From a cursory inspection of the site, it appears that they’re serious about providing a stable open access archive, referencable in perpetuity through broadly accepted standards like DOI (Digital Object Identifier) and Handles (which, as far as I can tell, are a way of handling citations of revised papers). They also seem earnest about hosting an active intellectual community, providing features like scholar profiles and a variety of feedback mechanisms. This is a big step for Nature, especially following their tentative experiment last year with opening up peer review. At that time they seemed almost keen to prove that a re-jiggering of the review process would fail to yield interesting results and they stacked their “trial” against the open approach by not actually altering the process, or ultimately, the stakes, of the closed-door procedure. Not surprisingly, few participated and the experiment was declared an interesting failure.
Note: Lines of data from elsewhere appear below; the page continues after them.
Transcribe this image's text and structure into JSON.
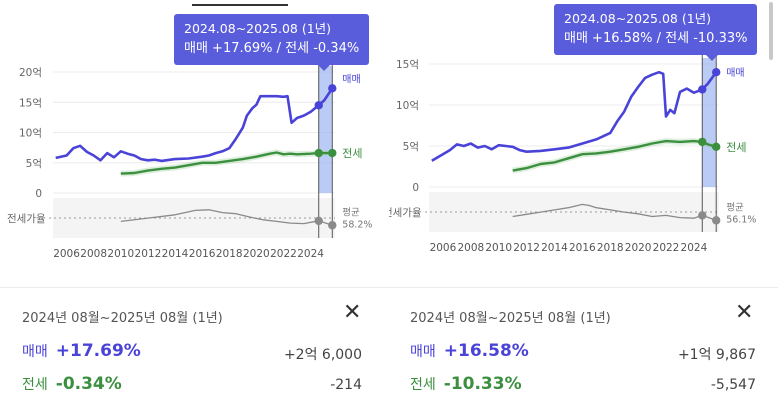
{
  "colors": {
    "sale": "#4a43d8",
    "jeonse": "#3b8f3f",
    "ratio": "#8a8a8a",
    "tooltip_bg": "#5a5ddb"
  },
  "icons": {
    "close": "close-icon"
  },
  "panels": [
    {
      "tooltip": {
        "title": "2024.08~2025.08 (1년)",
        "line": "매매 +17.69%  /  전세 -0.34%"
      },
      "summary": {
        "period": "2024년 08월~2025년 08월 (1년)",
        "sale": {
          "label": "매매",
          "pct": "+17.69%",
          "amount": "+2억 6,000"
        },
        "jeonse": {
          "label": "전세",
          "pct": "-0.34%",
          "amount": "-214"
        }
      },
      "chart_data": {
        "type": "line",
        "x_ticks": [
          "2006",
          "2008",
          "2010",
          "2012",
          "2014",
          "2016",
          "2018",
          "2020",
          "2022",
          "2024"
        ],
        "y_ticks": [
          "20억",
          "15억",
          "10억",
          "5억",
          "0"
        ],
        "ylim_억": [
          0,
          20
        ],
        "xlim": [
          2005,
          2025.8
        ],
        "ratio_axis_label": "전세가율",
        "ratio_legend": {
          "label": "평균",
          "value": "58.2%"
        },
        "legend_labels": {
          "sale": "매매",
          "jeonse": "전세"
        },
        "highlight": [
          2024.6,
          2025.6
        ],
        "series": [
          {
            "name": "매매",
            "unit": "억",
            "points": [
              [
                2005.2,
                5.8
              ],
              [
                2006,
                6.2
              ],
              [
                2006.5,
                7.4
              ],
              [
                2007,
                7.8
              ],
              [
                2007.5,
                6.8
              ],
              [
                2008,
                6.2
              ],
              [
                2008.5,
                5.4
              ],
              [
                2009,
                6.6
              ],
              [
                2009.5,
                5.9
              ],
              [
                2010,
                6.9
              ],
              [
                2010.5,
                6.5
              ],
              [
                2011,
                6.2
              ],
              [
                2011.5,
                5.6
              ],
              [
                2012,
                5.4
              ],
              [
                2012.5,
                5.5
              ],
              [
                2013,
                5.3
              ],
              [
                2014,
                5.6
              ],
              [
                2015,
                5.7
              ],
              [
                2016,
                6.0
              ],
              [
                2016.5,
                6.2
              ],
              [
                2017,
                6.6
              ],
              [
                2017.5,
                6.9
              ],
              [
                2018,
                7.4
              ],
              [
                2018.5,
                9.0
              ],
              [
                2019,
                10.8
              ],
              [
                2019.3,
                12.8
              ],
              [
                2019.7,
                14.0
              ],
              [
                2020,
                14.6
              ],
              [
                2020.3,
                16.0
              ],
              [
                2021,
                16.0
              ],
              [
                2021.5,
                16.0
              ],
              [
                2022,
                15.9
              ],
              [
                2022.3,
                16.0
              ],
              [
                2022.6,
                11.6
              ],
              [
                2023,
                12.4
              ],
              [
                2023.5,
                12.8
              ],
              [
                2024,
                13.4
              ],
              [
                2024.6,
                14.5
              ],
              [
                2025,
                15.3
              ],
              [
                2025.6,
                17.3
              ]
            ]
          },
          {
            "name": "전세",
            "unit": "억",
            "points": [
              [
                2010,
                3.2
              ],
              [
                2011,
                3.3
              ],
              [
                2012,
                3.7
              ],
              [
                2013,
                4.0
              ],
              [
                2014,
                4.2
              ],
              [
                2015,
                4.6
              ],
              [
                2016,
                5.0
              ],
              [
                2017,
                5.0
              ],
              [
                2018,
                5.3
              ],
              [
                2019,
                5.6
              ],
              [
                2020,
                6.0
              ],
              [
                2021,
                6.5
              ],
              [
                2021.5,
                6.7
              ],
              [
                2022,
                6.4
              ],
              [
                2022.5,
                6.5
              ],
              [
                2023,
                6.4
              ],
              [
                2024,
                6.5
              ],
              [
                2024.6,
                6.6
              ],
              [
                2025.6,
                6.6
              ]
            ]
          },
          {
            "name": "평균",
            "unit": "%",
            "points": [
              [
                2010,
                52
              ],
              [
                2012,
                58
              ],
              [
                2014,
                64
              ],
              [
                2015.5,
                72
              ],
              [
                2016.5,
                73
              ],
              [
                2017.5,
                68
              ],
              [
                2018.5,
                66
              ],
              [
                2019.5,
                60
              ],
              [
                2020.5,
                55
              ],
              [
                2021.5,
                52
              ],
              [
                2022.5,
                49
              ],
              [
                2023.5,
                48
              ],
              [
                2024.6,
                53
              ],
              [
                2025.6,
                45
              ]
            ]
          }
        ]
      }
    },
    {
      "tooltip": {
        "title": "2024.08~2025.08 (1년)",
        "line": "매매 +16.58%  /  전세 -10.33%"
      },
      "summary": {
        "period": "2024년 08월~2025년 08월 (1년)",
        "sale": {
          "label": "매매",
          "pct": "+16.58%",
          "amount": "+1억 9,867"
        },
        "jeonse": {
          "label": "전세",
          "pct": "-10.33%",
          "amount": "-5,547"
        }
      },
      "chart_data": {
        "type": "line",
        "x_ticks": [
          "2006",
          "2008",
          "2010",
          "2012",
          "2014",
          "2016",
          "2018",
          "2020",
          "2022",
          "2024"
        ],
        "y_ticks": [
          "15억",
          "10억",
          "5억",
          "0"
        ],
        "ylim_억": [
          0,
          15
        ],
        "xlim": [
          2005,
          2025.8
        ],
        "ratio_axis_label": "전세가율",
        "ratio_legend": {
          "label": "평균",
          "value": "56.1%"
        },
        "legend_labels": {
          "sale": "매매",
          "jeonse": "전세"
        },
        "highlight": [
          2024.6,
          2025.6
        ],
        "series": [
          {
            "name": "매매",
            "unit": "억",
            "points": [
              [
                2005.2,
                3.2
              ],
              [
                2006,
                4.0
              ],
              [
                2006.5,
                4.5
              ],
              [
                2007,
                5.2
              ],
              [
                2007.5,
                5.0
              ],
              [
                2008,
                5.3
              ],
              [
                2008.5,
                4.8
              ],
              [
                2009,
                5.0
              ],
              [
                2009.5,
                4.6
              ],
              [
                2010,
                5.1
              ],
              [
                2011,
                4.9
              ],
              [
                2011.5,
                4.5
              ],
              [
                2012,
                4.3
              ],
              [
                2013,
                4.4
              ],
              [
                2014,
                4.6
              ],
              [
                2015,
                4.8
              ],
              [
                2016,
                5.3
              ],
              [
                2017,
                5.8
              ],
              [
                2018,
                6.6
              ],
              [
                2018.5,
                8.0
              ],
              [
                2019,
                9.2
              ],
              [
                2019.5,
                11.0
              ],
              [
                2020,
                12.2
              ],
              [
                2020.5,
                13.3
              ],
              [
                2021,
                13.7
              ],
              [
                2021.5,
                14.0
              ],
              [
                2021.8,
                13.8
              ],
              [
                2022,
                8.6
              ],
              [
                2022.3,
                9.4
              ],
              [
                2022.6,
                9.0
              ],
              [
                2023,
                11.6
              ],
              [
                2023.5,
                12.0
              ],
              [
                2024,
                11.5
              ],
              [
                2024.6,
                11.9
              ],
              [
                2025,
                12.6
              ],
              [
                2025.6,
                14.0
              ]
            ]
          },
          {
            "name": "전세",
            "unit": "억",
            "points": [
              [
                2011,
                2.0
              ],
              [
                2012,
                2.3
              ],
              [
                2013,
                2.8
              ],
              [
                2014,
                3.0
              ],
              [
                2015,
                3.5
              ],
              [
                2016,
                4.0
              ],
              [
                2017,
                4.1
              ],
              [
                2018,
                4.3
              ],
              [
                2019,
                4.6
              ],
              [
                2020,
                4.9
              ],
              [
                2021,
                5.3
              ],
              [
                2022,
                5.6
              ],
              [
                2023,
                5.5
              ],
              [
                2024,
                5.6
              ],
              [
                2024.6,
                5.5
              ],
              [
                2025,
                5.2
              ],
              [
                2025.6,
                4.9
              ]
            ]
          },
          {
            "name": "평균",
            "unit": "%",
            "points": [
              [
                2011,
                50
              ],
              [
                2012,
                54
              ],
              [
                2013,
                58
              ],
              [
                2014,
                62
              ],
              [
                2015,
                66
              ],
              [
                2016,
                72
              ],
              [
                2016.5,
                70
              ],
              [
                2017,
                66
              ],
              [
                2018,
                62
              ],
              [
                2019,
                58
              ],
              [
                2020,
                55
              ],
              [
                2021,
                50
              ],
              [
                2022,
                52
              ],
              [
                2023,
                48
              ],
              [
                2024,
                47
              ],
              [
                2024.6,
                52
              ],
              [
                2025.6,
                43
              ]
            ]
          }
        ]
      }
    }
  ]
}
Obviously their thinking on this matter did not end there.
Hosting community-moderated works-in-development might just be a new model for scholarly presses, and Nature might just be leading the way. We’ll be watching this one.
More on David Weinberger’s blog.

the institute on the millions

There is a piece about the Institute on the book/literary blog the millions, by Buzz Poole, a writer who came down to visit us for a long afternoon late last summer. Buzz takes solid a crack at describing what we do and why. He starts out by briefly sketching out the increasingly unstable ground that defines contemporary publishing, and nails one of the major problems we often lament here:

In the realm of publishing, however, especially mainstream publishing, the concerns and campaigns are geared to getting better at selling books, not to how the very nature of books is, and has been, changing for years.

Poole then describes the Institute and the intellectual and material history that we come out of, namely Voyager and similar interactive multimedia development. But then he says something that I think is really on point about us and our work:

The most influential people behind the Institute are not so much about the technology; rather they are about intellectual economies where theory and practice are equally valued. The Institute wants to do more than democratize information; it wants to reappraise the exchange of information and how it is valued.
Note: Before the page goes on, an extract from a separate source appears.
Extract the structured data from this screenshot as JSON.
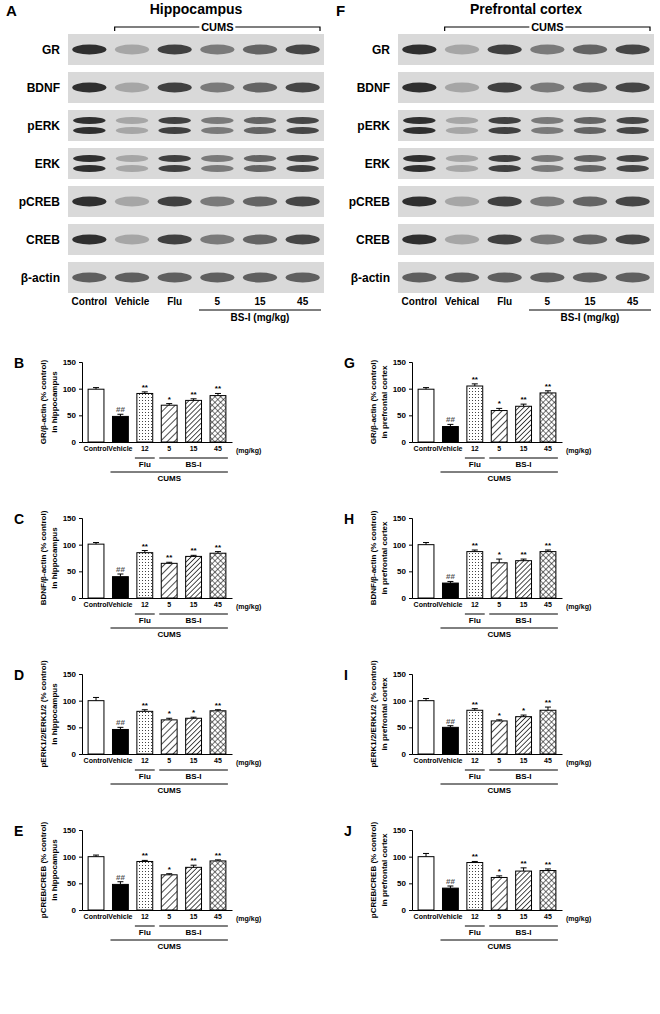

The next section is all about our projects, our forays into the intellectual economies and our attempts to participate in the wide world of the web. (You can get a sense of our projects on our site). Poole closes with a discussion of what his text would be like if the Institute conceived of the format: how it would include reading lists and links (and probably full texts, if we really could have our way), examples of media, drafts/versioning, and the ability to interact with the author. What he doesn’t say is that this piece was originally being pitched as a magazine article, which fortuitously landed on a blog instead. We like being written up in paper, but even the most common digital form allows for a much wider range of instantaneous interaction and investigation. The fact that this piece is on a blog—and not an expanded (expandable?) format—is a testament to how much further the tools and practices of writing still need to advance before we begin to approach our vision of ‘networked book’.